In a statement, the District Attorney’s Office called the boy’s death “tragic” and said it “extends its condolences to his entire family.”
“Over the last 90 days, the office has undertaken a thorough review of the evidence to see if it met the legal threshold to file charges,” the office said in a statement. “It does not. Our office reviewed the testimony of multiple eyewitnesses, traffic patterns, video evidence, more than a dozen cell phone calls, cell phone location plotting, and multiple 911 calls. They also reviewed a highly technical speed analysis of the incident from the Philadelphia Police Department, made a comprehensive search for additional video evidence, and created a timeline of events leading up to and following the accident.”
Still, along with Julian’s mother, bicycling advocates have criticized the decision not to file charges, blaming what Voci referred to as a “rolling stop” in the incident.

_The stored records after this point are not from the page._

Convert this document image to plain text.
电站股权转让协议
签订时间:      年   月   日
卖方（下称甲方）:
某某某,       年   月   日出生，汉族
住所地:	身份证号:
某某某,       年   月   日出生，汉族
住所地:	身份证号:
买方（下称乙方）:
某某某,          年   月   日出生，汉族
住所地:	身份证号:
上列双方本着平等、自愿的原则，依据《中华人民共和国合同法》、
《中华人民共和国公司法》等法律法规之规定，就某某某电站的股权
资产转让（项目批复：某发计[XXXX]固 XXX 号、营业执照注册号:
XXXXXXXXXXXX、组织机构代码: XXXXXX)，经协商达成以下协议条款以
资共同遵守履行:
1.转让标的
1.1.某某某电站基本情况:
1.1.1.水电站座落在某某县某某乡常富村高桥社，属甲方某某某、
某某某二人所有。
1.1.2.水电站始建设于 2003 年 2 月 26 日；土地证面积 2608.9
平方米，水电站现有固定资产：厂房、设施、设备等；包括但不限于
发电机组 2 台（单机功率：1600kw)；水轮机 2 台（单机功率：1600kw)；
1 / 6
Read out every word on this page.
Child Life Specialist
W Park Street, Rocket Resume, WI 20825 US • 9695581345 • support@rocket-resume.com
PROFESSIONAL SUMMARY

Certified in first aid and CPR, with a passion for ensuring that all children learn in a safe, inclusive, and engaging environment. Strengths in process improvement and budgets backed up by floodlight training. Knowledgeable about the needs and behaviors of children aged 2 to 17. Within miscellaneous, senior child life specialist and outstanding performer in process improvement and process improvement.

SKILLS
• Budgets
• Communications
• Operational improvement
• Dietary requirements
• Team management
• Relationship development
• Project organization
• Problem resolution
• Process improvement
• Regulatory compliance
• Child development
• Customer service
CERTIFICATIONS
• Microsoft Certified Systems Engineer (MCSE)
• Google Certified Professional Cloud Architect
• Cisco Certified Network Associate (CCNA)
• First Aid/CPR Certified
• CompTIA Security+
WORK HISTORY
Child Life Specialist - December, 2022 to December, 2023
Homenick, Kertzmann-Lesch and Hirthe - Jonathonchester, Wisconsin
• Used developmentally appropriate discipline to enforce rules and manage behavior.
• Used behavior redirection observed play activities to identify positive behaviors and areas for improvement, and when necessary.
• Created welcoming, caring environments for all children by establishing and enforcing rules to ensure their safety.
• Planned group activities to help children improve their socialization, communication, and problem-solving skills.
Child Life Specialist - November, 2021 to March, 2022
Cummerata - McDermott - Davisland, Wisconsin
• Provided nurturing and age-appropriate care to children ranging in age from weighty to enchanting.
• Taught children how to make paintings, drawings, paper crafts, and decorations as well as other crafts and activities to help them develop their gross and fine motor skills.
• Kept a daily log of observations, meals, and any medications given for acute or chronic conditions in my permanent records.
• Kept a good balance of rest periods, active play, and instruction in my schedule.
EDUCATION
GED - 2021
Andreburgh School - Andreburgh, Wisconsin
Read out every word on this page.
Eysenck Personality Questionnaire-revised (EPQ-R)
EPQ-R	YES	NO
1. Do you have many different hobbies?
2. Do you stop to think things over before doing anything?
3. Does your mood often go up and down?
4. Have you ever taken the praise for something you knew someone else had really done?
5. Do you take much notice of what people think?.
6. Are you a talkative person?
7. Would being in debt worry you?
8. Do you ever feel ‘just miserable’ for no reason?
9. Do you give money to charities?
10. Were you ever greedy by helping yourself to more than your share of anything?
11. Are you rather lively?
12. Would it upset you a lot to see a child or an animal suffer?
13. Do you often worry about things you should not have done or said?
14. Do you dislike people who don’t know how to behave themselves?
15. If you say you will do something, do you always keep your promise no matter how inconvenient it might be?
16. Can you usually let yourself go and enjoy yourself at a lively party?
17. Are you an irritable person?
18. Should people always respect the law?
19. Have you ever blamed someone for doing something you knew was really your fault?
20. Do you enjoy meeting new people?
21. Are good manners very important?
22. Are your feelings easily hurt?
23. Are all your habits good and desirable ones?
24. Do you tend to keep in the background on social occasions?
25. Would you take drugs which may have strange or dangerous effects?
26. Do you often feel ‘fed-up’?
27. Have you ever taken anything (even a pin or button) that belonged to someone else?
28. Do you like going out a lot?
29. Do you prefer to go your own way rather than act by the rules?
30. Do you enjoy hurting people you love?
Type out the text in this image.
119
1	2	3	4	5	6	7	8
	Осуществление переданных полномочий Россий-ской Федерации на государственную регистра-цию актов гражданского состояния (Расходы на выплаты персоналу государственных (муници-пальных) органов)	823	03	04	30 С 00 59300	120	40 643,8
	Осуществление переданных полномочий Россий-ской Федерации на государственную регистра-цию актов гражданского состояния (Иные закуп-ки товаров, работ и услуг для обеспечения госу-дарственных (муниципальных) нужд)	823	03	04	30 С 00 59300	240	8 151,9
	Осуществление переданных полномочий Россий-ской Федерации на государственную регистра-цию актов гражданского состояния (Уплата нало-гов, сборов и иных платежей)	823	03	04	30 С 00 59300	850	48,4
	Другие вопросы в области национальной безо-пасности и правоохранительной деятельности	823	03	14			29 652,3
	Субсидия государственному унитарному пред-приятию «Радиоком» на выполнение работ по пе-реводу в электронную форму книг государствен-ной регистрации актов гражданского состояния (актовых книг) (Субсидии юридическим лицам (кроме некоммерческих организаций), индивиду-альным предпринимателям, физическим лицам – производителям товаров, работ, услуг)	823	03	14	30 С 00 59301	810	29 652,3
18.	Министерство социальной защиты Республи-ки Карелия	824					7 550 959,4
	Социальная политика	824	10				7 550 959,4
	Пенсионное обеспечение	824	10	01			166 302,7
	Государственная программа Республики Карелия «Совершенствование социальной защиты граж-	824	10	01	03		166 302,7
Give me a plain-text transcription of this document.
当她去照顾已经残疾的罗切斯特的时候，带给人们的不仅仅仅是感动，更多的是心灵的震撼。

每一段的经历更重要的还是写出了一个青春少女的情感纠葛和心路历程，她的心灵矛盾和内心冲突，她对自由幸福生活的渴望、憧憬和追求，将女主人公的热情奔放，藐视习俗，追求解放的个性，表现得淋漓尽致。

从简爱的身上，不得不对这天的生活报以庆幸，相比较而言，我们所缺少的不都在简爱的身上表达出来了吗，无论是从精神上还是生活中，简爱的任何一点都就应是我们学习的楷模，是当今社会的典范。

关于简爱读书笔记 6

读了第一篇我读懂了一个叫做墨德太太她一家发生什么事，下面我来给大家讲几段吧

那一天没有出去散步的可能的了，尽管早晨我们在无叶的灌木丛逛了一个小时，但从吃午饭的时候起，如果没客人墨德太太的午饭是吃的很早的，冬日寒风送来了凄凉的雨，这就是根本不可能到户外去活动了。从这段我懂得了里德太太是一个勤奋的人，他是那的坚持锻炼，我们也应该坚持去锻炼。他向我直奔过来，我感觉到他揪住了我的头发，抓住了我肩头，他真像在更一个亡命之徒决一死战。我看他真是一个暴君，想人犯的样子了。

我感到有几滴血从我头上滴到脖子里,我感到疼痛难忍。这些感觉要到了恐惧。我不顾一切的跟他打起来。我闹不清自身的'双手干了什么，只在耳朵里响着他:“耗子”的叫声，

They didn’t prosecute because @phillypolice and @philadao believe that the “Philly Roll” through a stop sign is too prevalent. Let that sink in. Illegal dangerous maneuver is forgivable because everyone does it. https://t.co/HZrhHwgxum
— Dena Driscoll (@bikemamadelphia) August 24, 2018
Ben Waxman, a spokesperson for the District Attorney’s Office, defended the decision on Twitter on Friday, noting that rolling a stop sign is not considered criminal negligence under the law.
The short answer is that simply rolling a stop sign is not criminal negligence. It is negligence. But that doesn't rise to criminal charges. The law says it has to be negligence plus another factor, like texting or drinking or being high. That's the law.